Pour ces femmes ukrainiennes, dans la plupart des cas, « le plus grand défi, c’est la scolarité et la garde de leurs enfants », estime Dominika Pszczółkowska, du Centre de recherche sur la migration de l’Université de Varsovie.

« Presque la moitié des personnes qui arrivent sont mineures, et beaucoup d’entre elles continuent leur scolarisation en ligne dans le système éducatif ukrainien, ce qui empêche les mères de chercher du travail. » D’autant que les capacités d’accueil dans les garderies sont limitées en Pologne, depuis bien avant la guerre.

90 % des personnes qui cherchent refuge dans les pays frontaliers comme la Pologne sont des mères ukrainiennes avec enfants.

Intégrer le marché du travail polonais, peu flexible, constitue un autre défi. Avant le conflit, l’économie polonaise pouvait compter sur un imposant bassin de travailleurs ukrainiens, constitué aux deux tiers d’hommes, travaillant surtout dans le secteur de la construction.

« Mais des employeurs polonais disent déjà qu’il leur manque de la main-d’œuvre dans ce secteur, parce que des dizaines de milliers d’hommes sont repartis en Ukraine pour épauler l’armée. Sauf que les femmes qui sont arrivées ne peuvent pas facilement les remplacer », nuance Dominika Pszczółkowska.

Un filet contre la précarité

En revanche, celles qui parviennent à trouver un travail n’échappent pas à l’obstacle de la précarité. Dans l’angle mort de l’État et parfois sans contrat de travail, elles sont exposées aux risques d’exploitation ou d’abus.

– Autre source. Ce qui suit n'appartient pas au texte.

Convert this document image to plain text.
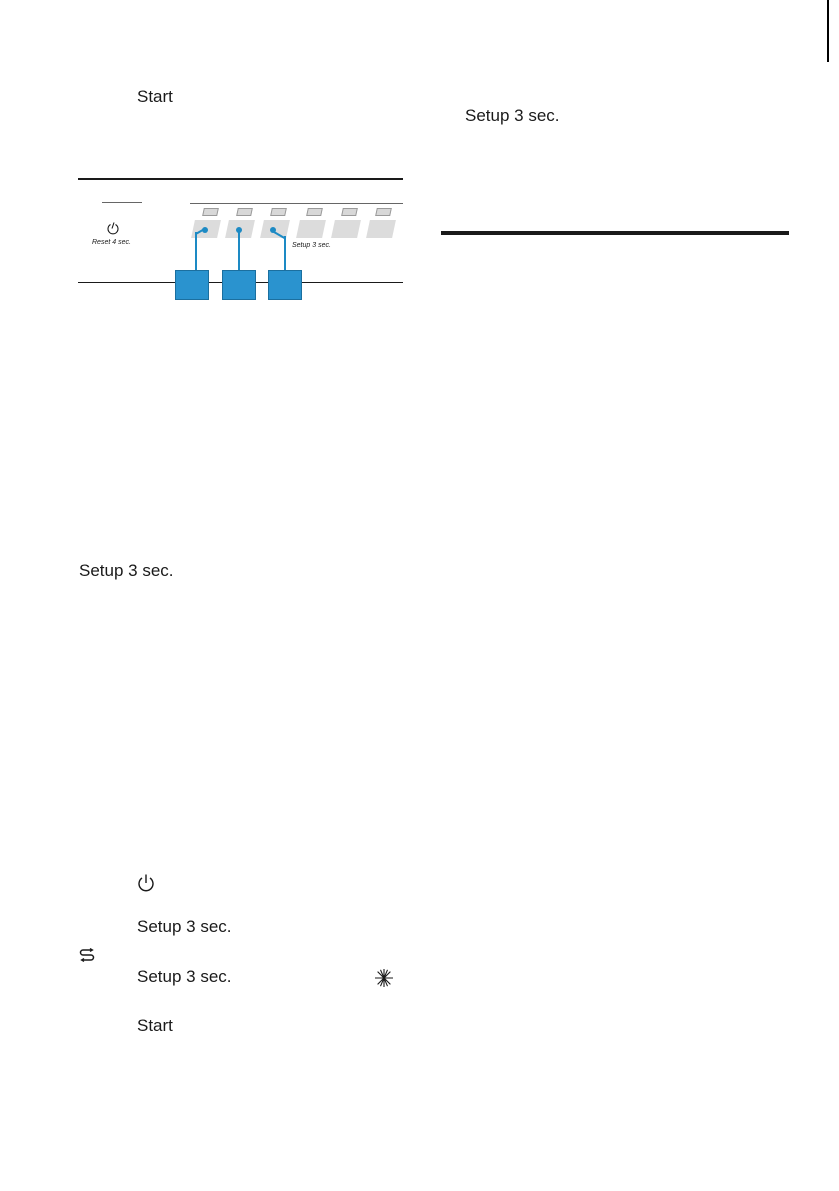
Start
Reset 4 sec.	Setup 3 sec.
Setup 3 sec.
Setup 3 sec.
Setup 3 sec.
Start
Setup 3 sec.
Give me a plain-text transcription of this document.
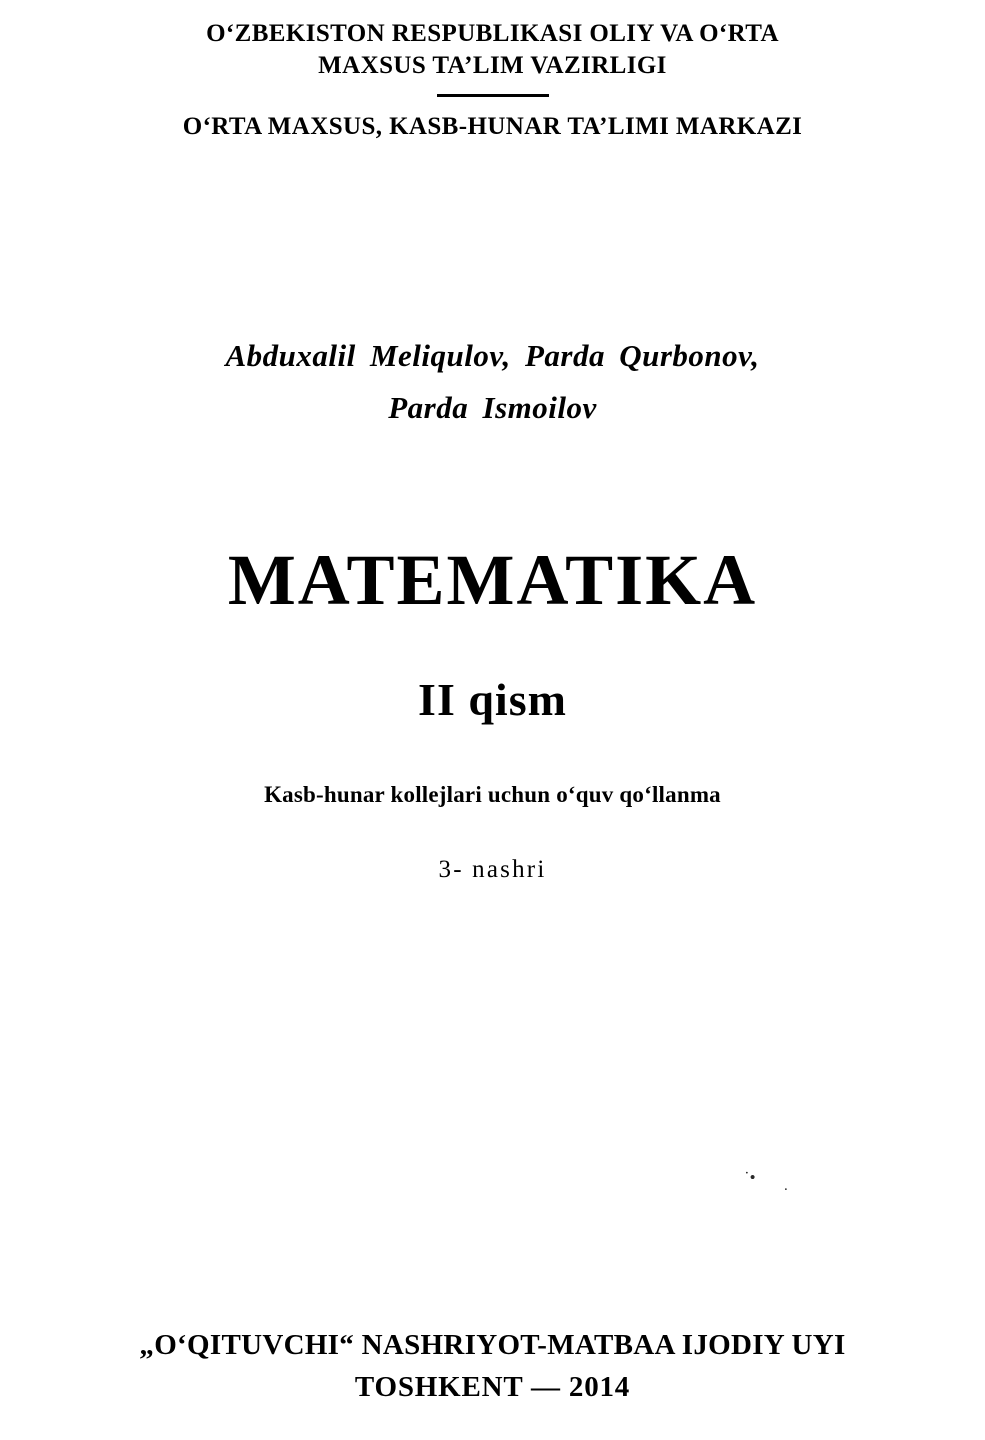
O‘ZBEKISTON RESPUBLIKASI OLIY VA O‘RTA
MAXSUS TA’LIM VAZIRLIGI
O‘RTA MAXSUS, KASB-HUNAR TA’LIMI MARKAZI
Abduxalil Meliqulov, Parda Qurbonov,
Parda Ismoilov
MATEMATIKA
II qism
Kasb-hunar kollejlari uchun o‘quv qo‘llanma
3- nashri
˙• .
„O‘QITUVCHI“ NASHRIYOT-MATBAA IJODIY UYI
TOSHKENT — 2014
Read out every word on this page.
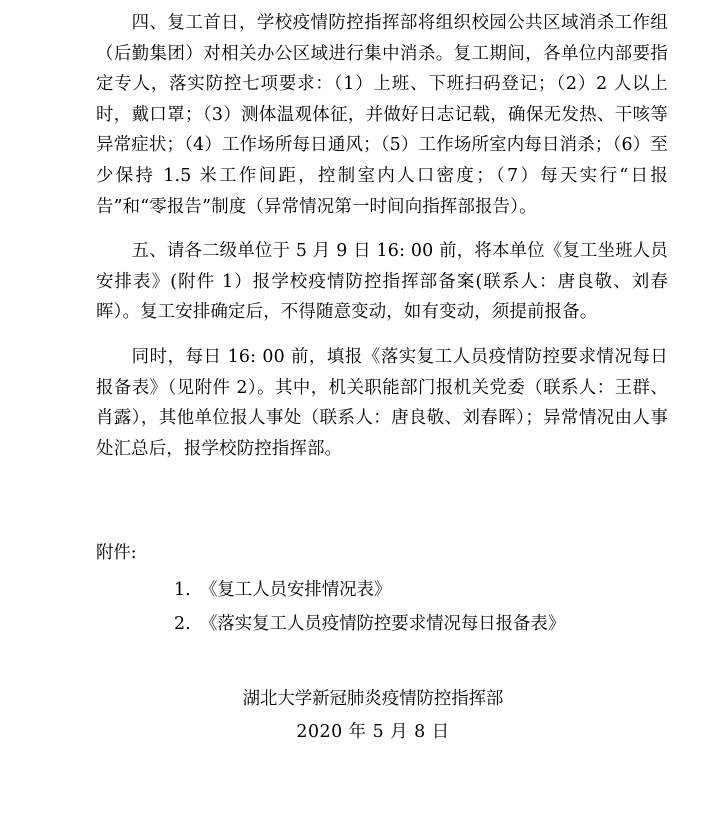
四、复工首日，学校疫情防控指挥部将组织校园公共区域消杀工作组（后勤集团）对相关办公区域进行集中消杀。复工期间，各单位内部要指定专人，落实防控七项要求：（1）上班、下班扫码登记；（2）2 人以上时，戴口罩；（3）测体温观体征，并做好日志记载，确保无发热、干咳等异常症状；（4）工作场所每日通风；（5）工作场所室内每日消杀；（6）至少保持 1.5 米工作间距，控制室内人口密度；（7）每天实行“日报告”和“零报告”制度（异常情况第一时间向指挥部报告）。

五、请各二级单位于 5 月 9 日 16: 00 前，将本单位《复工坐班人员安排表》(附件 1）报学校疫情防控指挥部备案(联系人：唐良敬、刘春晖）。复工安排确定后，不得随意变动，如有变动，须提前报备。

同时，每日 16: 00 前，填报《落实复工人员疫情防控要求情况每日报备表》（见附件 2）。其中，机关职能部门报机关党委（联系人：王群、肖露），其他单位报人事处（联系人：唐良敬、刘春晖）；异常情况由人事处汇总后，报学校防控指挥部。

附件:

1. 《复工人员安排情况表》
2. 《落实复工人员疫情防控要求情况每日报备表》
湖北大学新冠肺炎疫情防控指挥部
2020 年 5 月 8 日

C’est précisément ce que cherche à prévenir Ruslana Poberezhnyk, une Ukrainienne de 47 ans installée en Pologne. En 2021, elle a participé à la création du Comité des travailleurs et des travailleuses domestiques, un syndicat qu’elle dirige et qui a pour objectif de défendre les femmes d’origine ukrainienne d’employeurs abusifs.

Avant la guerre en Ukraine, elles étaient déjà nombreuses en Pologne à travailler comme gardiennes d’enfants, femmes de ménage ou aides à domicile auprès d’aîné·e·s. Comme Ruslana Poberezhnyk, qui a enchaîné les petits boulots – et les mauvaises expériences –, et qui continue de travailler comme nounou. « Beaucoup de réfugiées ukrainiennes affluant en Pologne ne connaissent pas leurs droits ni le salaire minimum. Elles veulent commencer le plus tôt possible à travailler et acceptent n’importe quelle offre d’emploi », regrette la femme au caractère bienveillant.

D’où la main tendue par son syndicat, pertinent comme jamais. C’est par le bouche-à-oreille, sur les réseaux sociaux ou encore en apposant des affiches dans les églises orthodoxes qu’elle espère populariser son initiative auprès des nouvelles arrivantes et futures travailleuses domestiques.

Soutien psychologique et juridique

À cet effort de solidarité s’ajoute l’ONG polonaise Feminoteka, dont la mission consiste à offrir du soutien psychologique et juridique, notamment aux femmes victimes de violences sexuelles.

Dans la foulée du conflit en Ukraine, une ligne téléphonique a ainsi vu le jour spécifiquement pour les Ukrainiennes, pour qu’elles puissent se confier dans leur langue. Pour l’instant, le nombre d’appels reste limité, même si des brochures de l’organisation sont mises à disposition dans des centres d’accueil pour réfugié·e·s.

« Quand on fuit la guerre, la première chose qu’on cherche, c’est un endroit sûr pour vivre, explique Marta Żbikowska, coordinatrice de Feminoteka. Le traumatisme reste enfoui, parfois pendant un mois. Ce n’est pas le premier élément que ces femmes essaient de régler. Mais c’est ensuite que le traumatisme resurgit… »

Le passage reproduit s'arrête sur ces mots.